Research Studies Should Include Cardiovascular, Maternal, Fetal, Obstetric, Patient-centered, and Psychosocial Outcomes to Address a Multidimensional Problem
Research has helped illustrate the problem, the burden of disease and to counsel patients more effectively about risk. Risk assessment is undergoing a dynamic change as we improve in our treatment and multidisciplinary management of the pregnant cardiac patient. For example, pulmonary hypertension, often fatal in pregnancy, has improved survival with evolving treatment protocols.7,8 However, there are many gaps that remain in our knowledge, particularly in the fetal outcomes of these high-risk women. For example, there are few studies that summarize predictors of feto-neonatal complications, one by recurrent maternal arrhythmias9 and the other by maternal cardiac output,10 but additional research is needed.

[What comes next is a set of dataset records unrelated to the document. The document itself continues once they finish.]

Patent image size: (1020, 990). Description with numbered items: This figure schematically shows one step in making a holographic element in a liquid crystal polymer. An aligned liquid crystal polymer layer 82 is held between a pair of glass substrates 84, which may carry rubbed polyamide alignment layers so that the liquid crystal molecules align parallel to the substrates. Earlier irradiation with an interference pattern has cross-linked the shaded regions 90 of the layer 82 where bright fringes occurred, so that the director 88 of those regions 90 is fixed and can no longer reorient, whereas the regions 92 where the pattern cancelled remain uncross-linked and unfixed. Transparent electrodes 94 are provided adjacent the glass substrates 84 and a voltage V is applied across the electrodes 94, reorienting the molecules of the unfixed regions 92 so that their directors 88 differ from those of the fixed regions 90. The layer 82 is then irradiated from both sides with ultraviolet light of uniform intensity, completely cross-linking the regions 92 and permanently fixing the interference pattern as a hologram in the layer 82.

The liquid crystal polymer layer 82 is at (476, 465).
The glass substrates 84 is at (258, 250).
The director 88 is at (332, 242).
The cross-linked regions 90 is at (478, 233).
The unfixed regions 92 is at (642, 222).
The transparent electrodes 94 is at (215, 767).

Although there are several retrospective cohort studies, case series, and case reports on pregnant patients with cardiac disease, there are fewer prospective cohort studies and randomized controlled trials due to overall rarity and diversity of disease. Recent success in understanding PPCM is an example of how multicenter collaboration is vital for effective research in this regard. Research on the genetics of PPCM drew from 6 different cohorts both nationally and internationally, finding that there is a genetic predisposition.11 The Investigations of Pregnancy Associated Cardiomyopathy prospective study of women diagnosed with PPCM, included 30 centers and enrolled 100 women.12 A report on outcomes from bromocriptine treatment for PPCM has mobilized debate and is a motivation for more investigation with randomized trials.13 Multidisciplinary research drawing from various perspectives, including the patient experience as well as consideration of socioeconomic and race/ethnic disparities, would afford deeper understanding of the various contributors to genetics of disease, mortality, as well as patient motivation for future pregnancy in this high-risk birthing population. Joint MFM-Cardiology Programs naturally facilitate quantitative and qualitative research by bridging disciplines; provide a platform for continuing medical education and training opportunities for students, residents and fellows coming from pediatrics, medicine, obstetrics, and cardiology.
In conclusion, the alarming and devastating observation of rising cardiovascular mortality in the peripartum period, should be an impetus for obstetricians and cardiologists to take up the call to action in a coordinated effort. A Joint MFM-Cardiology Program, also known as the Cardio Obstetric team, is a model strategy devised to rapidly implement a potential solution.